Uno come Carlo Mazzone non tornerà più, perché il calcio di Mazzone non tornerà più. Con la sua scomparsa non muore solo un grande ex allenatore italiano, ma un pezzo importante di noi: noi che siamo cresciuti seguendo uno sport aperto all’imprevisto, al pronostico sbagliato, all’errore umano, alle telecronache riconoscibili per stili e linguaggi diversi, che arricchivano il nostro immaginario anziché depauperarlo (e spesso involgarirlo). Dire Mazzone era già un’operazione nostalgia quando era in vita, nel suo esilio beato da nonno felice, dirlo oggi è un’operazione malinconia, ora che il nipote Alessio non potrà più aggiornare i suoi profili social.
Allenò il Bologna in tre momenti ben diversi fra loro. In B nel 1985/86, con Gino Corioni presidente, pochi anni dopo la prima caduta dei rossoblù nelle serie inferiori: c’erano Marocchino, Marronaro, Pradella e Zinetti. Poi in A nel 1998/99, raccogliendo una squadra in salute ma orfana di Roberto Baggio. Mazzone condusse il Bologna in una delle sue stagioni più avvincenti e lunghe, durata 316 giorni e distribuita su cinque diverse competizioni. Sessanta partite, un’enormità: in pratica, una ogni cinque giorni. Tutto cominciò il 18 luglio 1998 con l’Intertoto, torneo cui il BFC ebbe accesso dal terzo turno; poi la Coppa Italia (tenuta viva fino alle semifinali), il campionato, la Coppa UEFA con la cavalcata fino alla semifinale contro il Marsiglia e in coda il doppio spareggio vinto con l’Inter (di Baggio) per l’accesso alla Coppa UEFA successiva. Infine, nel 2003, dopo le dimissioni lampo di Francesco Guidolin, aprì un biennio con parecchi dispiaceri, terminato con la notte disastrosa dello spareggio salvezza vinto dal Parma. ‘Sor Carletto’, che in oltre 1.200 panchine non aveva mai conosciuto l’onta della retrocessione, uscì dal Dall’Ara senza parlare. Nessuno però gli contestò la responsabilità di quel tonfo: di Calciopoli avremmo saputo dopo.

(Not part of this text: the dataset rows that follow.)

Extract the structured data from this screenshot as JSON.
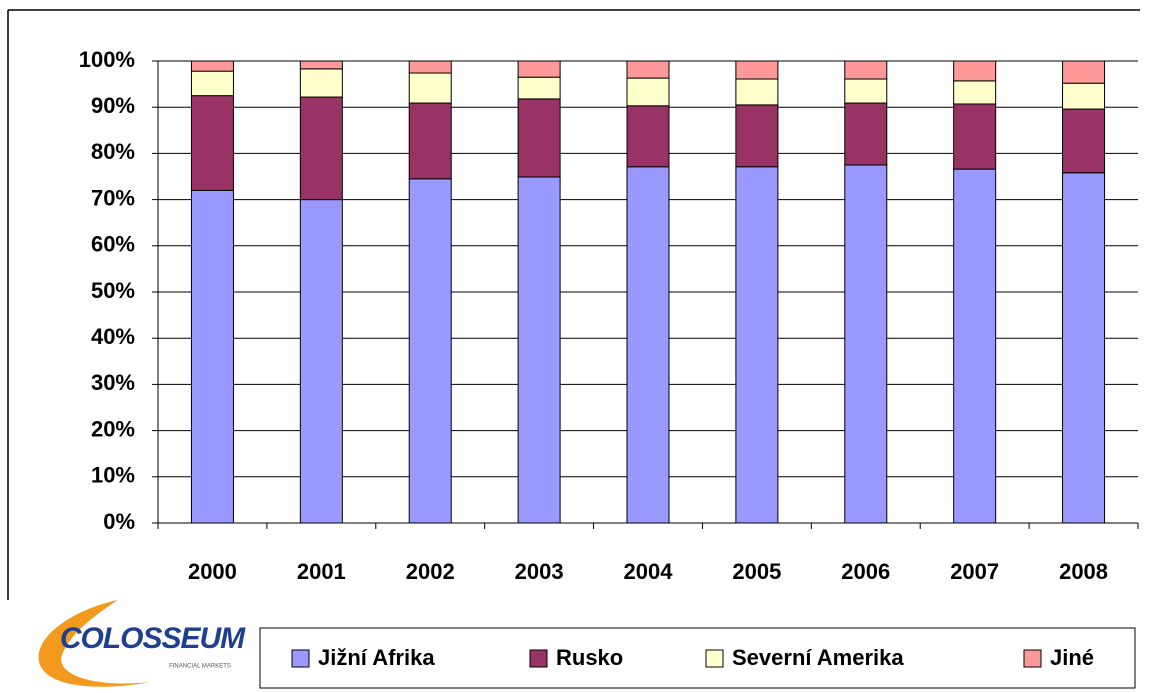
{
  "chart_data": {
    "type": "stacked_bar",
    "categories": [
      "2000",
      "2001",
      "2002",
      "2003",
      "2004",
      "2005",
      "2006",
      "2007",
      "2008"
    ],
    "series": [
      {
        "name": "Jižní Afrika",
        "color": "#9999ff",
        "values": [
          72,
          70,
          74.5,
          74.9,
          77.1,
          77.1,
          77.5,
          76.6,
          75.8
        ]
      },
      {
        "name": "Rusko",
        "color": "#993366",
        "values": [
          20.5,
          22.2,
          16.4,
          16.9,
          13.2,
          13.4,
          13.4,
          14.1,
          13.8
        ]
      },
      {
        "name": "Severní Amerika",
        "color": "#ffffcc",
        "values": [
          5.3,
          6.1,
          6.5,
          4.7,
          6,
          5.6,
          5.2,
          5,
          5.6
        ]
      },
      {
        "name": "Jiné",
        "color": "#ff9999",
        "values": [
          2.2,
          1.7,
          2.6,
          3.5,
          3.7,
          3.9,
          3.9,
          4.3,
          4.8
        ]
      }
    ],
    "ylim": [
      0,
      100
    ],
    "yticks": [
      {
        "value": 0,
        "label": "0%"
      },
      {
        "value": 10,
        "label": "10%"
      },
      {
        "value": 20,
        "label": "20%"
      },
      {
        "value": 30,
        "label": "30%"
      },
      {
        "value": 40,
        "label": "40%"
      },
      {
        "value": 50,
        "label": "50%"
      },
      {
        "value": 60,
        "label": "60%"
      },
      {
        "value": 70,
        "label": "70%"
      },
      {
        "value": 80,
        "label": "80%"
      },
      {
        "value": 90,
        "label": "90%"
      },
      {
        "value": 100,
        "label": "100%"
      }
    ],
    "grid": true,
    "legend": "bottom"
  },
  "logo": {
    "name": "COLOSSEUM",
    "tagline": "FINANCIAL MARKETS"
  }
}
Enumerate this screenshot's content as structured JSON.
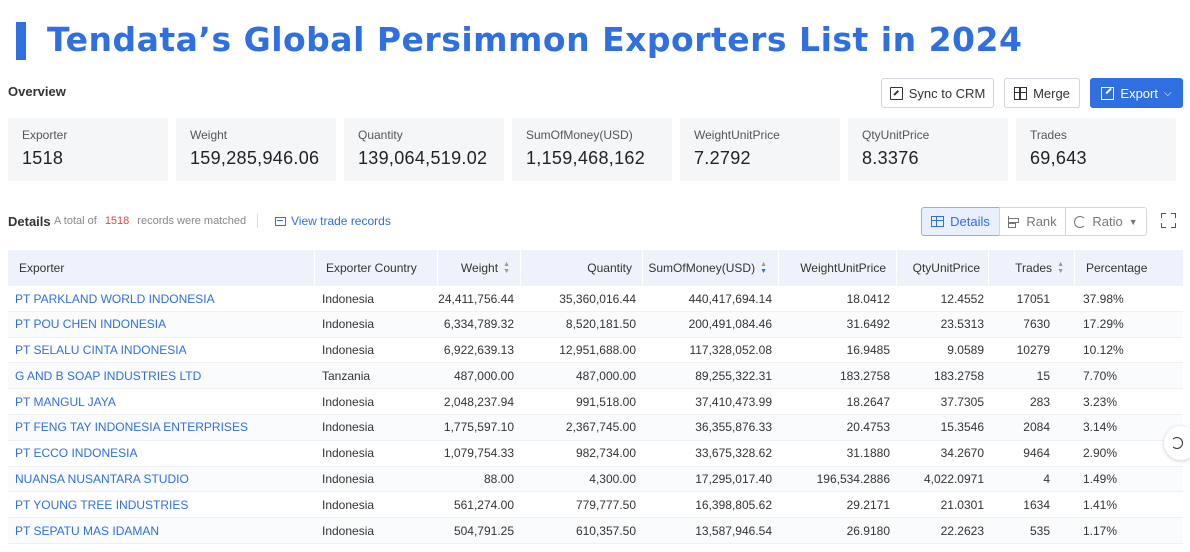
{
  "page": {
    "title": "Tendata’s Global Persimmon Exporters List in 2024",
    "overview_label": "Overview"
  },
  "toolbar": {
    "sync_label": "Sync to CRM",
    "merge_label": "Merge",
    "export_label": "Export"
  },
  "stats": [
    {
      "label": "Exporter",
      "value": "1518"
    },
    {
      "label": "Weight",
      "value": "159,285,946.06"
    },
    {
      "label": "Quantity",
      "value": "139,064,519.02"
    },
    {
      "label": "SumOfMoney(USD)",
      "value": "1,159,468,162"
    },
    {
      "label": "WeightUnitPrice",
      "value": "7.2792"
    },
    {
      "label": "QtyUnitPrice",
      "value": "8.3376"
    },
    {
      "label": "Trades",
      "value": "69,643"
    }
  ],
  "details": {
    "label": "Details",
    "matched_prefix": "A total of",
    "matched_count": "1518",
    "matched_suffix": "records were matched",
    "view_trade_records": "View trade records",
    "view_tabs": [
      "Details",
      "Rank",
      "Ratio"
    ]
  },
  "table": {
    "columns": [
      "Exporter",
      "Exporter Country",
      "Weight",
      "Quantity",
      "SumOfMoney(USD)",
      "WeightUnitPrice",
      "QtyUnitPrice",
      "Trades",
      "Percentage"
    ],
    "sorted_column": "SumOfMoney(USD)",
    "rows": [
      [
        "PT PARKLAND WORLD INDONESIA",
        "Indonesia",
        "24,411,756.44",
        "35,360,016.44",
        "440,417,694.14",
        "18.0412",
        "12.4552",
        "17051",
        "37.98%"
      ],
      [
        "PT POU CHEN INDONESIA",
        "Indonesia",
        "6,334,789.32",
        "8,520,181.50",
        "200,491,084.46",
        "31.6492",
        "23.5313",
        "7630",
        "17.29%"
      ],
      [
        "PT SELALU CINTA INDONESIA",
        "Indonesia",
        "6,922,639.13",
        "12,951,688.00",
        "117,328,052.08",
        "16.9485",
        "9.0589",
        "10279",
        "10.12%"
      ],
      [
        "G AND B SOAP INDUSTRIES LTD",
        "Tanzania",
        "487,000.00",
        "487,000.00",
        "89,255,322.31",
        "183.2758",
        "183.2758",
        "15",
        "7.70%"
      ],
      [
        "PT MANGUL JAYA",
        "Indonesia",
        "2,048,237.94",
        "991,518.00",
        "37,410,473.99",
        "18.2647",
        "37.7305",
        "283",
        "3.23%"
      ],
      [
        "PT FENG TAY INDONESIA ENTERPRISES",
        "Indonesia",
        "1,775,597.10",
        "2,367,745.00",
        "36,355,876.33",
        "20.4753",
        "15.3546",
        "2084",
        "3.14%"
      ],
      [
        "PT ECCO INDONESIA",
        "Indonesia",
        "1,079,754.33",
        "982,734.00",
        "33,675,328.62",
        "31.1880",
        "34.2670",
        "9464",
        "2.90%"
      ],
      [
        "NUANSA NUSANTARA STUDIO",
        "Indonesia",
        "88.00",
        "4,300.00",
        "17,295,017.40",
        "196,534.2886",
        "4,022.0971",
        "4",
        "1.49%"
      ],
      [
        "PT YOUNG TREE INDUSTRIES",
        "Indonesia",
        "561,274.00",
        "779,777.50",
        "16,398,805.62",
        "29.2171",
        "21.0301",
        "1634",
        "1.41%"
      ],
      [
        "PT SEPATU MAS IDAMAN",
        "Indonesia",
        "504,791.25",
        "610,357.50",
        "13,587,946.54",
        "26.9180",
        "22.2623",
        "535",
        "1.17%"
      ]
    ]
  },
  "colors": {
    "accent": "#2f6fe0",
    "highlight_count": "#e0484a",
    "header_bg": "#eef3fb",
    "stat_bg": "#f5f6f8"
  }
}
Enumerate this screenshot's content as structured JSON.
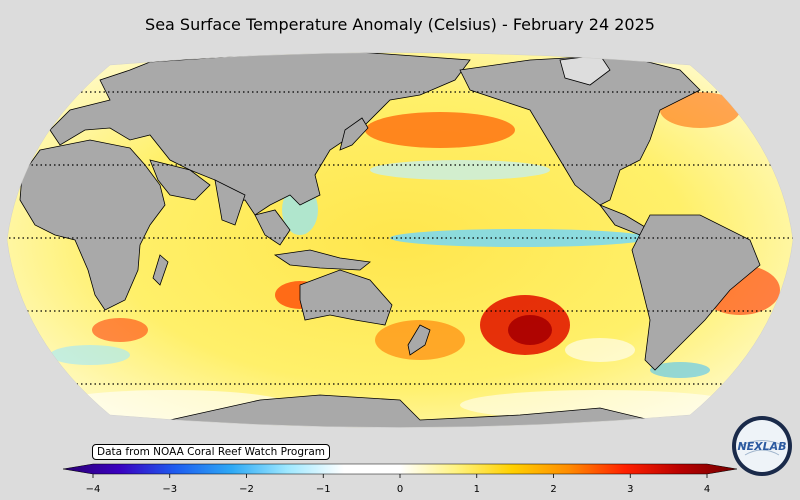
{
  "title": "Sea Surface Temperature Anomaly (Celsius) - February 24 2025",
  "credit": "Data from NOAA Coral Reef Watch Program",
  "colorbar": {
    "min": -4,
    "max": 4,
    "tick_labels": [
      "−4",
      "−3",
      "−2",
      "−1",
      "0",
      "1",
      "2",
      "3",
      "4"
    ],
    "tick_values": [
      -4,
      -3,
      -2,
      -1,
      0,
      1,
      2,
      3,
      4
    ],
    "colors": [
      "#2a0070",
      "#3a00c0",
      "#1e5cf0",
      "#2ea9f5",
      "#9fe8ff",
      "#ffffff",
      "#ffffff",
      "#fff380",
      "#ffd000",
      "#ff8c00",
      "#ff2000",
      "#b80000",
      "#700000"
    ]
  },
  "logo": {
    "text": "NEXLAB"
  },
  "map": {
    "projection": "Robinson",
    "ocean_color": "#fff27a",
    "land_color": "#a9a9a9"
  }
}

Il suo calcio non esiste più: «La tattica è l’arma dei poveri», diceva. Eppure fu proprio il re della tattica, Pep Guardiola, a regalargli la gioia più grande: nel maggio 2009 l’allora tecnico del Barcellona fece arrivare un biglietto al suo ex mister: «Ti aspetto all’Olimpico per la finale di Champions». E davanti a lui la sollevò per la prima volta da allenatore. Fortunati i maestri che si fanno ricordare dagli allievi.